A common bottlenose dolphin (Tursiops truncatus) bit off the head of this marine catfish in the northern Gulf of Mexico.

Photograph courtesy Sarasota Dolphin Research Program, Chicago Zoological Society

Why These Dolphins Behead Their Prey

The grisly behavior is exceptionally rare—and may be a cultural phenomenon.

ByMichael Greshko
July 18, 2017
4 min read

The seventh season of Game of Thrones may have just premiered, but for catfish of the Gulf of Mexico, every day brings with it the grim possibility of ending up like Ned Stark: unexpectedly beheaded.

In a first, marine biologists have discovered that some of the Gulf’s common bottlenose dolphins have a knack for decapitating native marine catfish.

Though dolphins usually eat their prey whole, they sometimes get fancy in their meal preparation. Rough-toothed dolphins in the eastern Pacific “filet” mahi-mahi. Dolphins employ division of labor to corral and eat mullet. One 2009 study shows that Indo-Pacific bottlenose dolphins follow “recipes” for preparing cuttlefish meals.

But the Gulf dolphins’ behavior—which apparently allows them to avoid the catfish’s skull spines—seems to be exceptionally rare. It has taken decades, and a stroke of luck, to collect sufficient data for a formal research study.

“We just didn’t have enough behaviors until 2015, and even at this point, with only 13 sightings to report, it’s still pretty slim,” says Errol Ronje, a fisheries biologist on contract with NOAA's National Marine Fisheries Service. Ronje co-authored a study of catfish beheadings that published recently in PLoS ONE.

On May 7, 2015, Ronje and his colleagues were surveying dolphins off Mississippi’s Petit Bois Island when they encountered a bizarre sight: a half-kilometer trail of severed catfish heads bobbing in the wake of a dolphin pod.

The biologists quickly collected seven of the heads, which were so freshly decapitated that the eyes and pectoral fins were still moving. As the boat made its way back to land, the heads started vocalizing, making what Ronje describes as gurgling grunts. (He declined to imitate the sound.)

“The poor little catfish heads,” says Ronje. “Your heart goes out to them, but there’s really nothing you can do for them.”

Off With Their Heads

After weeks of cleaning the catfish skulls with flesh-eating beetles, Ronje studied the fish’s skull structure to gauge the beheadings’ precision. “It wasn’t a random tearing apart of the fish,” he says. “It was almost like [the dolphins] had cut off the posterior.”

Ronje notes that the dolphins have good reason to cut off the head. “Catfish have a pretty sophisticated defensive skull structure: They have three very sharp, serrated, rigid spines that are fitted into sockets … and they can lock and unlock this spine at will,” he says.

Not all Gulf dolphins are so clever. The researchers examined records of stranded dolphins and found 38 records of dolphins that had sustained injuries from catfish spines. One dead dolphin’s body contained 17 catfish spines, some of which had punctured its digestive tract. “He was in a bad way,” says Ronje.

Intriguingly, the few dolphins that know how to behead catfish may well know one another—implying that the behavior might be akin to a family recipe. In photographs taken at three severed-head sites in the Gulf of Mexico spanning more than 200 miles, Ronje and his colleagues saw the same eight dolphins. (See 10 intimate pictures of dolphins.)

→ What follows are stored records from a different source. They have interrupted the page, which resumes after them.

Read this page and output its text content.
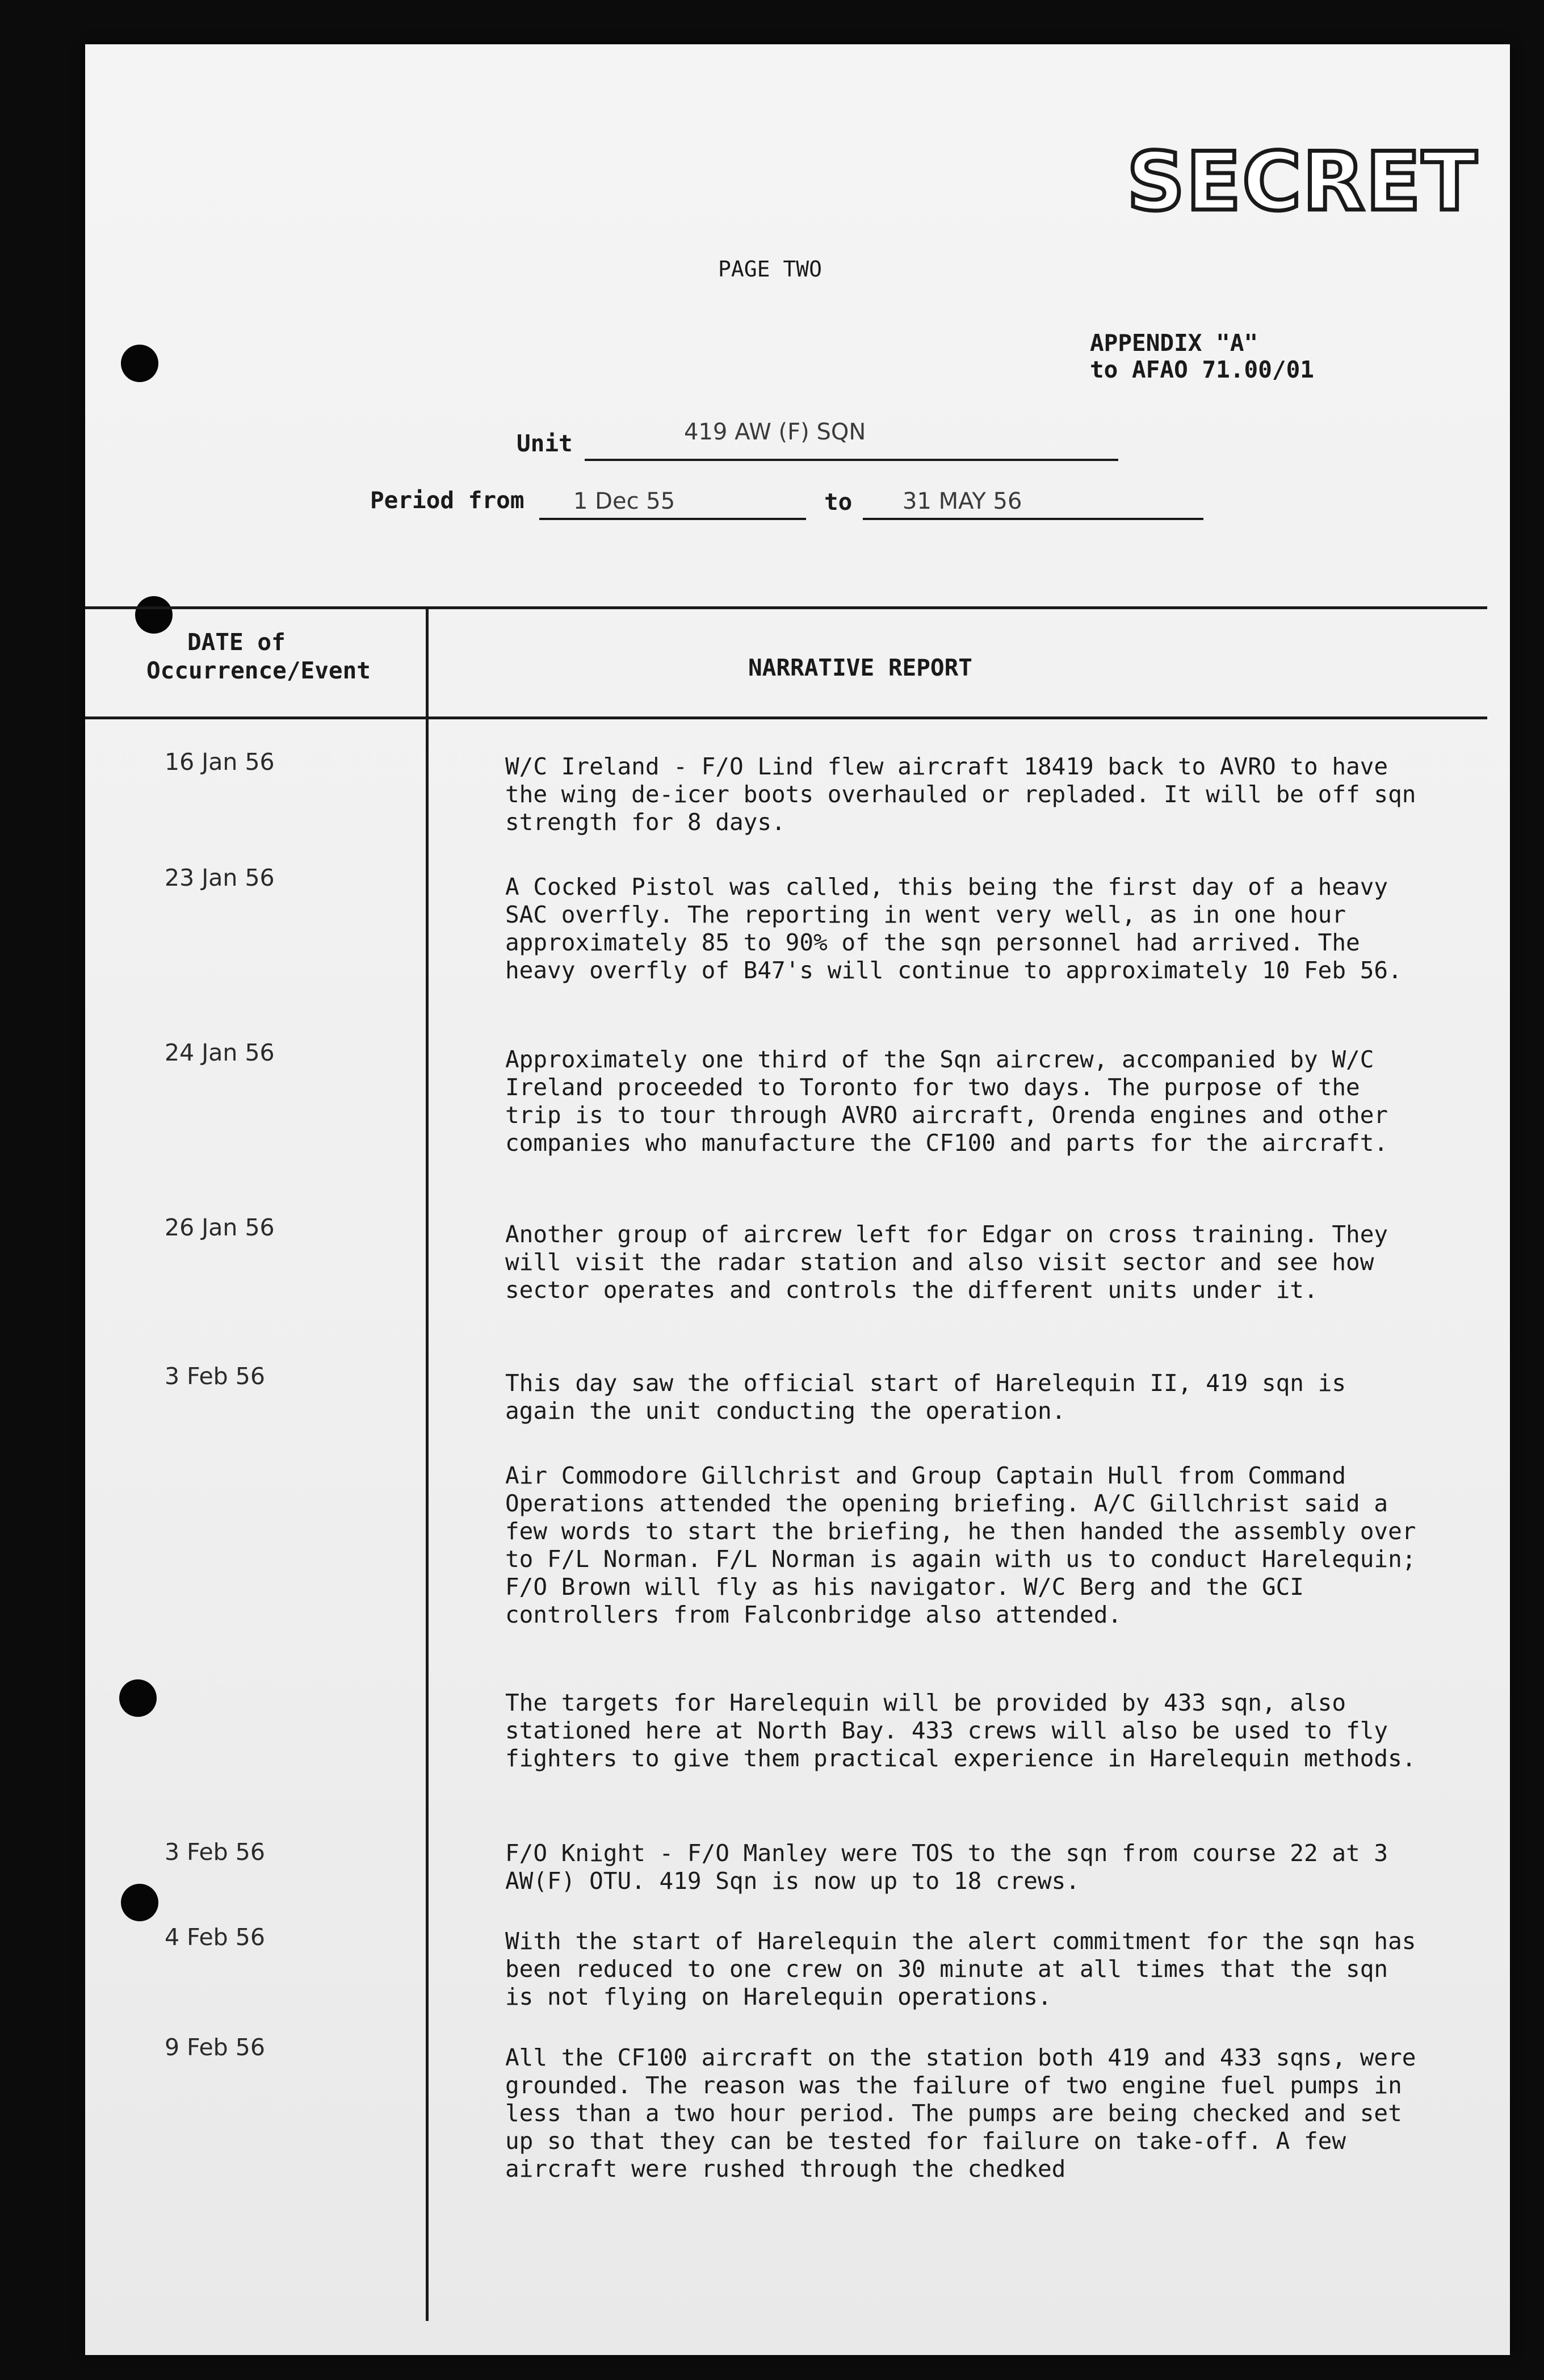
SECRET
PAGE TWO
APPENDIX "A"
to AFAO 71.00/01
Unit	419 AW (F) SQN
Period from 1 Dec 55	to 31 MAY 56
DATE of
Occurrence/Event	NARRATIVE REPORT
16 Jan 56	W/C Ireland - F/O Lind flew aircraft 18419 back to AVRO to have the wing de-icer boots overhauled or repladed. It will be off sqn strength for 8 days.
23 Jan 56	A Cocked Pistol was called, this being the first day of a heavy SAC overfly. The reporting in went very well, as in one hour approximately 85 to 90% of the sqn personnel had arrived. The heavy overfly of B47's will continue to approximately 10 Feb 56.
24 Jan 56	Approximately one third of the Sqn aircrew, accompanied by W/C Ireland proceeded to Toronto for two days. The purpose of the trip is to tour through AVRO aircraft, Orenda engines and other companies who manufacture the CF100 and parts for the aircraft.
26 Jan 56	Another group of aircrew left for Edgar on cross training. They will visit the radar station and also visit sector and see how sector operates and controls the different units under it.
3 Feb 56	This day saw the official start of Harelequin II, 419 sqn is again the unit conducting the operation.
Air Commodore Gillchrist and Group Captain Hull from Command Operations attended the opening briefing. A/C Gillchrist said a few words to start the briefing, he then handed the assembly over to F/L Norman. F/L Norman is again with us to conduct Harelequin; F/O Brown will fly as his navigator. W/C Berg and the GCI controllers from Falconbridge also attended.
The targets for Harelequin will be provided by 433 sqn, also stationed here at North Bay. 433 crews will also be used to fly fighters to give them practical experience in Harelequin methods.
3 Feb 56	F/O Knight - F/O Manley were TOS to the sqn from course 22 at 3 AW(F) OTU. 419 Sqn is now up to 18 crews.
4 Feb 56	With the start of Harelequin the alert commitment for the sqn has been reduced to one crew on 30 minute at all times that the sqn is not flying on Harelequin operations.
9 Feb 56	All the CF100 aircraft on the station both 419 and 433 sqns, were grounded. The reason was the failure of two engine fuel pumps in less than a two hour period. The pumps are being checked and set up so that they can be tested for failure on take-off. A few aircraft were rushed through the chedked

“We talk about culture in marine mammals, and cultural transmission—learning techniques and passing them on,” says Stefanie Gazda, a biologist at the University of Massachusetts Boston and National Geographic grantee who studies dolphin feeding behavior. She was not involved with this study.

“To me, this [observation] is an indication of possibly some kind of cultural phenomenon.”

New Threat

Ronje, for one, wonders if uncovering this unique predator-prey relationship will bring new conservation attention to the catfish, which isn’t exactly beloved among recreational fishers but may be vital prey for the dolphins observed eating them.

“We’ve shown that there’s at least a subpopulation of a protected species that [preys on] catfish,” he says. “Maybe one day, this could lead to future studies of catfish abundance.”

Gazda cautions that research on the Gulf of Mexico’s marine mammals, including common bottlenose dolphins, must grapple with a newly resurgent threat: budget cuts.

The Trump Administration’s 2018 budget would eliminate the U.S. Marine Mammal Commission, which provides science-based oversight of federal activities affecting marine mammals. The program cost $3.43 million in 2017, or roughly one penny per American.

“There [are] these offshore marine mammal populations that we just don’t know anything about,” says Gazda.

“And then [when] you have a major ecological disaster like the Gulf of Mexico oil spill, you’re sitting with your hands tied.”